In the region, Rwanda, the Democratic Republic of Congo, and Somalia also voted to support the resolution, while Tanzania, Uganda, Burundi, and Ethiopia abstained.

 

Three African countries: Senegal, Madagascar, and Angola, which abstained in the March 2022 UN vote condemning Russia’s invasion of Ukraine, have since shifted their standpoint and voted in favour of Wednesday’s resolution denouncing Russia’s annexation of four Ukrainian regions.

 

Kuleba maintained that rallying up support for Ukraine’s territorial integrity was not the gist of his visit to Africa, but rather to advance the relationships between his country and the continent.

 

The minister was last week on an official tour of Africa where he visited Senegal, Cote d’Ivoire, Ghana, and Kenya, before cutting the trip short after Russia fired missiles into Ukraine on Monday, which escalated the eight-months-long conflict between the two eastern European countries.

 

The tour, Kuleba said, was mainly meant “to build new quality partnerships between Ukraine and African nations,” based on the pillars of mutual respect, support, and benefits, and “not directed against any third country.”

 

He said Ukraine will improve its ties in Africa with a training programme targeting African diplomats, as well as frequent exchanges.

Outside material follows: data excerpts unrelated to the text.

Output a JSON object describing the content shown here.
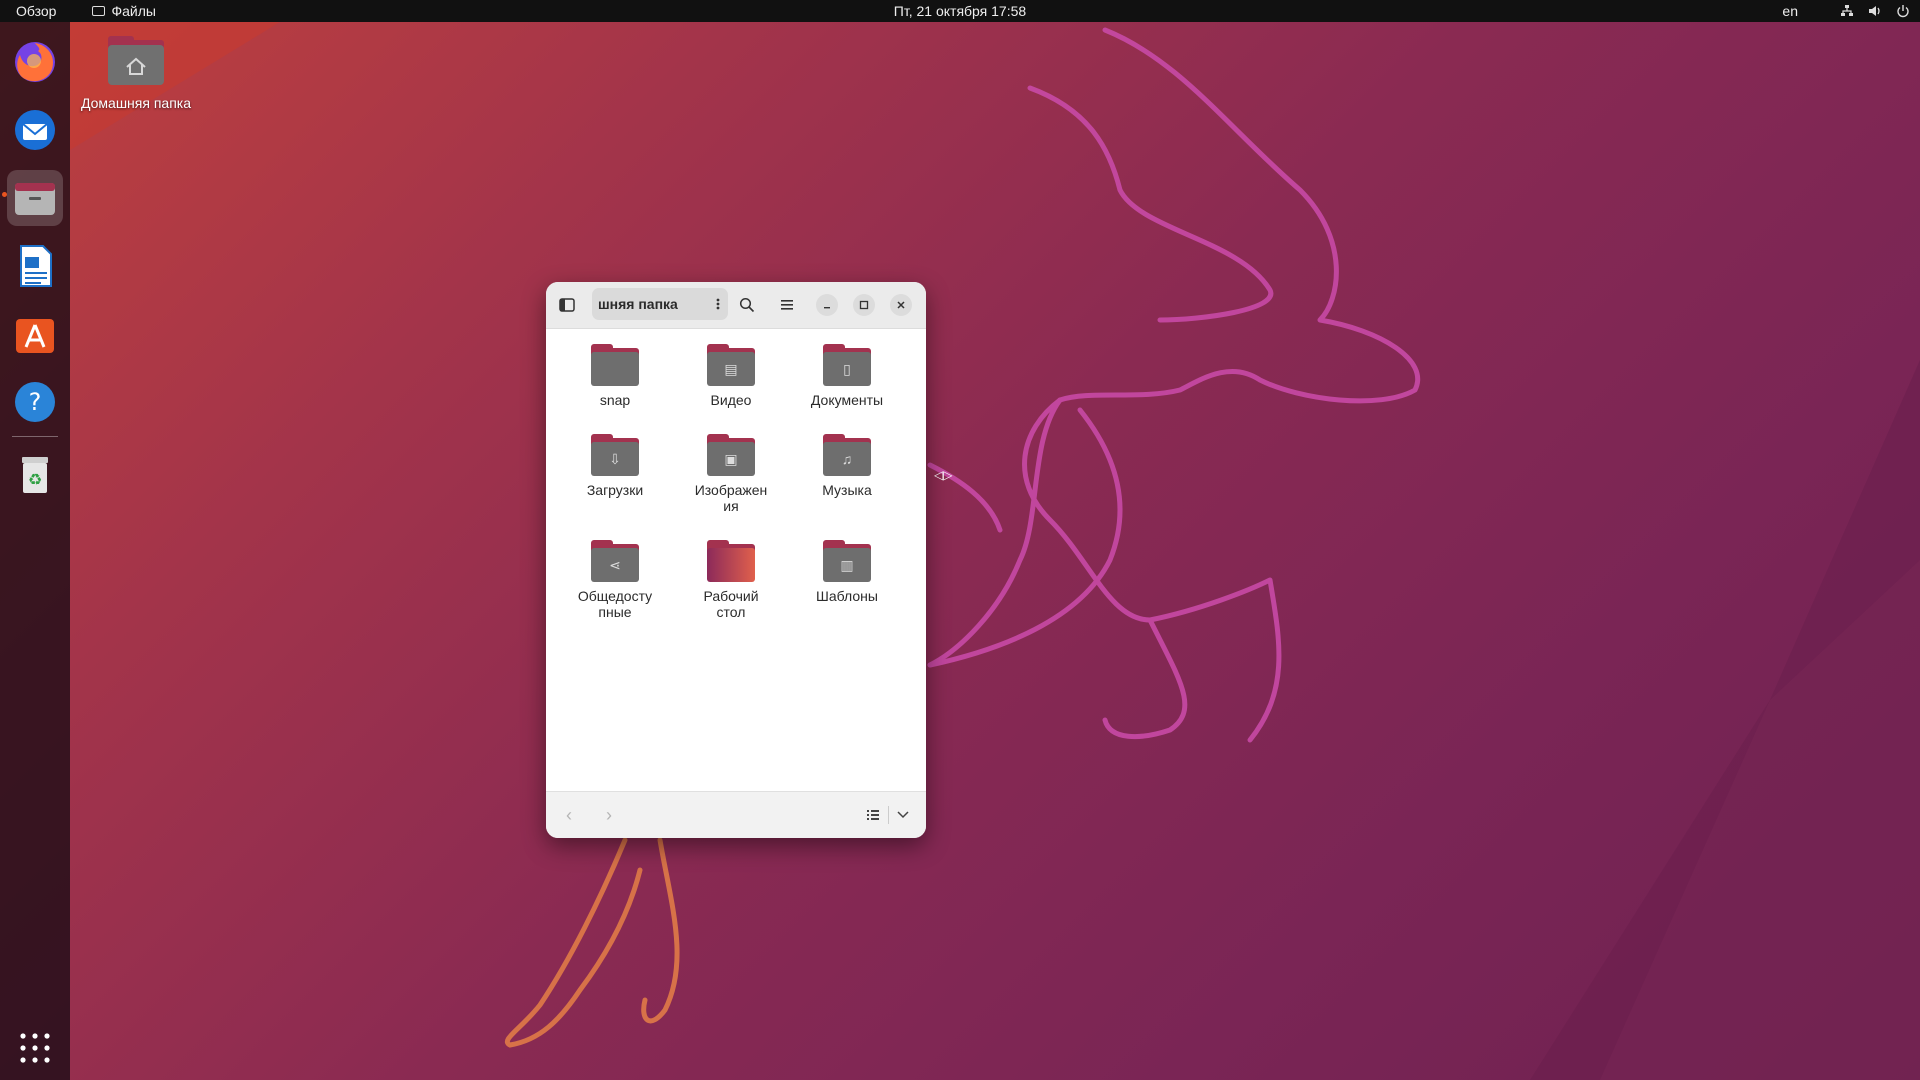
{
  "topbar": {
    "activities": "Обзор",
    "app_name": "Файлы",
    "datetime": "Пт, 21 октября  17:58",
    "keyboard_layout": "en",
    "tray_icons": [
      "network-icon",
      "volume-icon",
      "power-icon"
    ]
  },
  "dock": {
    "items": [
      {
        "name": "firefox",
        "icon": "firefox-icon"
      },
      {
        "name": "thunderbird",
        "icon": "thunderbird-icon"
      },
      {
        "name": "files",
        "icon": "files-icon",
        "active": true
      },
      {
        "name": "libreoffice-writer",
        "icon": "writer-icon"
      },
      {
        "name": "ubuntu-software",
        "icon": "software-icon"
      },
      {
        "name": "help",
        "icon": "help-icon"
      },
      {
        "name": "trash",
        "icon": "trash-icon"
      }
    ],
    "show_apps_icon": "app-grid-icon"
  },
  "desktop": {
    "home_label": "Домашняя папка"
  },
  "window": {
    "path_label": "шняя папка",
    "items": [
      {
        "label": "snap",
        "icon": "folder-icon"
      },
      {
        "label": "Видео",
        "icon": "video-folder-icon"
      },
      {
        "label": "Документы",
        "icon": "documents-folder-icon"
      },
      {
        "label": "Загрузки",
        "icon": "downloads-folder-icon"
      },
      {
        "label": "Изображения",
        "label_lines": [
          "Изображен",
          "ия"
        ],
        "icon": "pictures-folder-icon"
      },
      {
        "label": "Музыка",
        "icon": "music-folder-icon"
      },
      {
        "label": "Общедоступные",
        "label_lines": [
          "Общедосту",
          "пные"
        ],
        "icon": "public-folder-icon"
      },
      {
        "label": "Рабочий стол",
        "label_lines": [
          "Рабочий",
          "стол"
        ],
        "icon": "desktop-folder-icon"
      },
      {
        "label": "Шаблоны",
        "icon": "templates-folder-icon"
      }
    ]
  },
  "colors": {
    "accent": "#e95420",
    "folder_tab": "#a3324f",
    "folder_body": "#6e6e6e"
  }
}
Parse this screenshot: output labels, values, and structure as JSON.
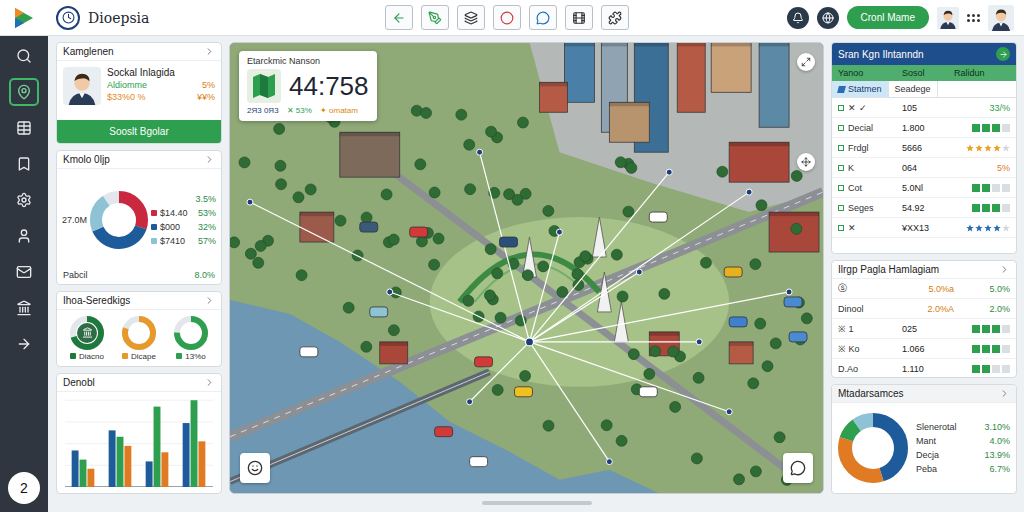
{
  "app": {
    "title": "Dioepsia",
    "action_button": "Cronl Mame",
    "sidebar_badge": "2"
  },
  "sidebar": {
    "items": [
      {
        "selected": false
      },
      {
        "selected": true
      },
      {
        "selected": false
      },
      {
        "selected": false
      },
      {
        "selected": false
      },
      {
        "selected": false
      },
      {
        "selected": false
      },
      {
        "selected": false
      },
      {
        "selected": false
      }
    ]
  },
  "profile_card": {
    "title": "Kamglenen",
    "name": "Sockal Inlagida",
    "stats": [
      {
        "label": "Aldiomme",
        "value": "5%",
        "color": "#2e9e4f"
      },
      {
        "label": "$33%0 %",
        "value": "¥¥%",
        "color": "#e08a1e"
      }
    ],
    "button": "Sooslt Bgolar"
  },
  "revenue_card": {
    "title": "Kmolo 0ljp",
    "total": "27.0M",
    "top": "3.5%",
    "segments": [
      {
        "value": "$14.40",
        "pct": "53%",
        "color": "#c9283e",
        "level": 0.3
      },
      {
        "value": "$000",
        "pct": "32%",
        "color": "#1e5b9a",
        "level": 0.38
      },
      {
        "value": "$7410",
        "pct": "57%",
        "color": "#8ec3d6",
        "level": 0.22
      }
    ],
    "footer": {
      "label": "Pabcil",
      "value": "8.0%"
    }
  },
  "rings_card": {
    "title": "Ihoa-Seredkigs",
    "rings": [
      {
        "label": "Diacno",
        "level": 0.7,
        "color": "#1e7a3c"
      },
      {
        "label": "Dicape",
        "level": 0.8,
        "color": "#e59a2a"
      },
      {
        "label": "13%o",
        "level": 0.75,
        "color": "#2e9e4f"
      }
    ]
  },
  "bar_card": {
    "title": "Denobl",
    "series": [
      {
        "color": "#1e5b9a",
        "values": [
          40,
          62,
          28,
          70
        ]
      },
      {
        "color": "#2e9e4f",
        "values": [
          30,
          55,
          88,
          95
        ]
      },
      {
        "color": "#e07b24",
        "values": [
          20,
          45,
          38,
          50
        ]
      }
    ]
  },
  "map": {
    "overlay": {
      "title": "Etarckmic Nanson",
      "value": "44:758",
      "stats": [
        {
          "text": "2Я3 0Я3",
          "color": "#1e3f7a"
        },
        {
          "text": "✕ 53%",
          "color": "#2e9e4f"
        },
        {
          "text": "✦ omatam",
          "color": "#d98a10"
        }
      ]
    }
  },
  "stats_panel": {
    "title": "Sran Kgn Ilntanndn",
    "columns": [
      "Yanoo",
      "Sosol",
      "Ralidun"
    ],
    "tabs": [
      {
        "label": "Statmen",
        "selected": true
      },
      {
        "label": "Seadege",
        "selected": false
      }
    ],
    "rows": [
      {
        "label": "✕ ✓",
        "value": "105",
        "kind": "percent",
        "reading": "33/%",
        "color": "#2e9e4f"
      },
      {
        "label": "Decial",
        "value": "1.800",
        "kind": "blocks",
        "level": 0.75
      },
      {
        "label": "Frdgl",
        "value": "5666",
        "kind": "stars",
        "stars": 4,
        "color": "#e8a020"
      },
      {
        "label": "K",
        "value": "064",
        "kind": "percent",
        "reading": "5%",
        "color": "#e07b24"
      },
      {
        "label": "Cot",
        "value": "5.0Nl",
        "kind": "blocks",
        "level": 0.5
      },
      {
        "label": "Seges",
        "value": "54.92",
        "kind": "blocks",
        "level": 0.75
      },
      {
        "label": "✕",
        "value": "¥XX13",
        "kind": "stars",
        "stars": 4,
        "color": "#2a6db5"
      }
    ]
  },
  "pages_panel": {
    "title": "Ilrgp Pagla Hamlagiam",
    "rows": [
      {
        "kind": "pair",
        "label": "ⓢ",
        "a": "5.0%a",
        "b": "5.0%"
      },
      {
        "kind": "pair",
        "label": "Dinool",
        "a": "2.0%A",
        "b": "2.0%"
      },
      {
        "kind": "blocks",
        "label": "※ 1",
        "value": "025",
        "level": 0.75
      },
      {
        "kind": "blocks",
        "label": "※ Ko",
        "value": "1.066",
        "level": 0.75
      },
      {
        "kind": "blocks",
        "label": "D.Ao",
        "value": "1.110",
        "level": 0.5
      }
    ]
  },
  "measures_panel": {
    "title": "Mtadarsamces",
    "items": [
      {
        "label": "Slenerotal",
        "value": "3.10%",
        "color": "#1e5b9a",
        "level": 0.45
      },
      {
        "label": "Mant",
        "value": "4.0%",
        "color": "#e07b24",
        "level": 0.35
      },
      {
        "label": "Decja",
        "value": "13.9%",
        "color": "#2e9e4f",
        "level": 0.1
      },
      {
        "label": "Peba",
        "value": "6.7%",
        "color": "#8ec3d6",
        "level": 0.1
      }
    ]
  }
}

The diplomats’ training and exchange programme are one of the several first fruits of Kuleba’s four-day tour to Africa, with the growing support for Ukraine at the United Nations General Assembly.

 

“There are many things that African nations can get from Ukraine,” the minister said, listing a reliable supply of grain, technology, energy, and education through student exchange programmes, once normalcy resumes.

 

“We have signed memorandums according to which Ukraine will provide training to African diplomats in various areas,” Kuleba told African journalists at a press conference after his tour to Africa on Thursday.

 

“Equally, Ukrainian diplomats will be happy to learn from the experience of diplomatic schools of African countries.”

 

In his visit, Mr Kuleba was accompanied by a business delegation that held business forums in each of the four countries he toured and Ukraine’s special advisor for African affairs continues touring the continent in a bid to advance relations.

 

The business relations, especially in the trade of grains, are beneficial to both countries.

 

In the aftermath of Russia’s invasion of Ukraine, many African countries have recorded an exponential surge in food and commodity prices, exacerbated by drought and domestic conflicts.

 

Most countries in the continent are net food importers, with many getting more than 70 percent of their grain from Russia and Ukraine.

 

The successful efforts made in July to ensure Ukrainian grain sailed to hunger-struck African countries has helped keep the prices at bay, but the recent shelling by Russia risks reversing the efforts, Kuleba said.

 

To Kyiv, continuing to trade with African countries will enable it to raise enough funds to mount a strong defense against Moscow.

 

“Winning the war will not be possible for Ukraine if we don’t have enough funds to finance it. We must, therefore, continue trading proactively and find new trading partners to keep our country’s revenue sources open,” Kuleba said.

 

“Each Russian rocket is hitting not only Ukrainians, [but] it also harms the quality of life for Africans. This is why it is so important to support Ukraine so that we can end this war sooner rather than later. This is in everyone’s interest.”